Com a ajuda de Bakula, a figura do astrólogo ganhou nova dimensão. Embora seu público fosse principalmente latino, suas previsões podiam ser vistas em todos os Estados Unidos através da Univisión, seus livros foram traduzidos para o inglês, português e russo, ele gravou discos e, quando apareceram nos anos noventa as linhas telefônicas com tarifação especial, foi um dos primeiros a lançar um serviço de consultas por telefone, que chegou a ter quatro mil videntes atendendo às ligações e meio milhão de clientes fixos. Até mesmo no Brasil o astrológo ficou conhecido pelos comerciais de seu serviço de consulta telefônica, nos quais utilizava o bordão ‘Ligue djá!.
Em meados dos anos noventa, Walter Mercado era uma máquina de fazer dinheiro e, embora houvesse riqueza para todos, Bill Bakula não achou suficiente. Em 1995, o representante lhe propôs um novo contrato para administrar sua carreira profissional. Depois de sua assinatura, uma empresa administrada por Bakula passaria a ser a proprietária dos direitos sobre as aparições de Mercado na TV, assim como dos lucros de sua produção editorial, dos de qualquer outro projeto do qual participasse e até mesmo de seu nome ― que, a essa altura, já era uma marca comercial consolidada e de grande valor.

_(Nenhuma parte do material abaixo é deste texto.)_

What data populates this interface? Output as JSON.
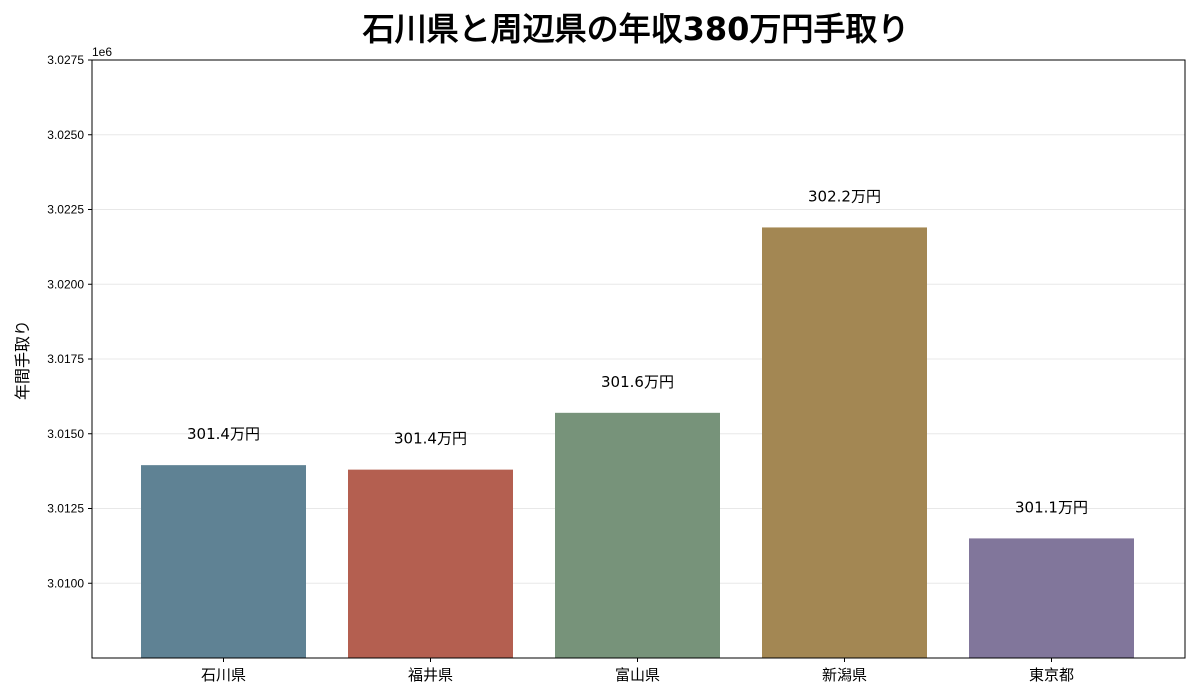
{
  "chart_data": {
    "type": "bar",
    "title": "石川県と周辺県の年収380万円手取り",
    "xlabel": "",
    "ylabel": "年間手取り",
    "offset_text": "1e6",
    "categories": [
      "石川県",
      "福井県",
      "富山県",
      "新潟県",
      "東京都"
    ],
    "values": [
      3013950,
      3013800,
      3015700,
      3021900,
      3011500
    ],
    "data_labels": [
      "301.4万円",
      "301.4万円",
      "301.6万円",
      "302.2万円",
      "301.1万円"
    ],
    "colors": [
      "#5f8294",
      "#b45f50",
      "#77937a",
      "#a38753",
      "#81769b"
    ],
    "ylim": [
      3007500,
      3027500
    ],
    "yticks": [
      3.01,
      3.0125,
      3.015,
      3.0175,
      3.02,
      3.0225,
      3.025,
      3.0275
    ],
    "ytick_labels": [
      "3.0100",
      "3.0125",
      "3.0150",
      "3.0175",
      "3.0200",
      "3.0225",
      "3.0250",
      "3.0275"
    ],
    "grid": true
  }
}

Como se essas condições não fossem suficientemente drásticas, o contrato estabelecia que tudo isso valia para a vida toda e, como correspondia a um personagem vinculado às estrelas, para todo o universo. O entorno de Walter Mercado só teve noção do abuso a que ele tinha sido submetido quando os pagamentos que Bakula estava obrigado a realizar em virtude do acordo começaram a atrasar. Embora os advogados de Mercado tentassem renegociar as condições, Bakula se negou, e o astrólogo processou o representante na Justiça. No entanto, antes de emitir um veredicto, o juiz determinou, de forma cautelar, que Walter Mercado não podia aparecer na mídia com seu nome. O astrólogo cumpriu a determinação, sem suspeitar que a lentidão da Justiça faria com que essa medida temporária se tornasse praticamente definitiva.
Peça de museu
A disputa judicial se prolongou durante anos. Embora a sentença acabasse sendo favorável a Walter Mercado, o processo o deixou esgotado, com sequelas físicas e emocionais e com uma considerável perda econômica devido aos gastos com sua defesa, que teve de ser feita não só em tribunais dos EUA, como também em países como México, Porto Rico e Argentina. Embora tenha tentado retornar à televisão, o astrólogo entendeu que seu tempo tinha passado e decidiu se aposentar para viver tranquilo em sua casa de Porto Rico.
Durante anos, muitas pessoas se perguntaram por onde andava Walter Mercado. Uma delas foi Lin-Manuel Miranda, que, quando criança, via Mercado na televisão ao lado de sua avó porto-riquenha. Para o ator e criador do musical Hamilton, a resposta a essa pergunta veio em janeiro de 2019, quando os responsáveis por Ligue djá organizaram um encontro entre o dramaturgo e o astrólogo, que o presenteou com sua carta astral.
Em agosto do mesmo ano, Walter Mercado voltaria a aparecer em público depois de anos de afastamento, por ocasião da exposição Mucho, Mucho Amor: 50 Years of Walter Mercado (“muito, muito amor: 50 anos de Walter Mercado”), organizada pelo History Miami Museum. A mostra percorria, através de suas roupas, livros, joias, vídeos, pôsteres, esculturas, imagens promocionais e fotos de família, a vida do astrólogo. O evento foi coberto por diversos veículos de comunicação e a festa de abertura permitiu que Mercado se reencontrasse com várias gerações de fãs.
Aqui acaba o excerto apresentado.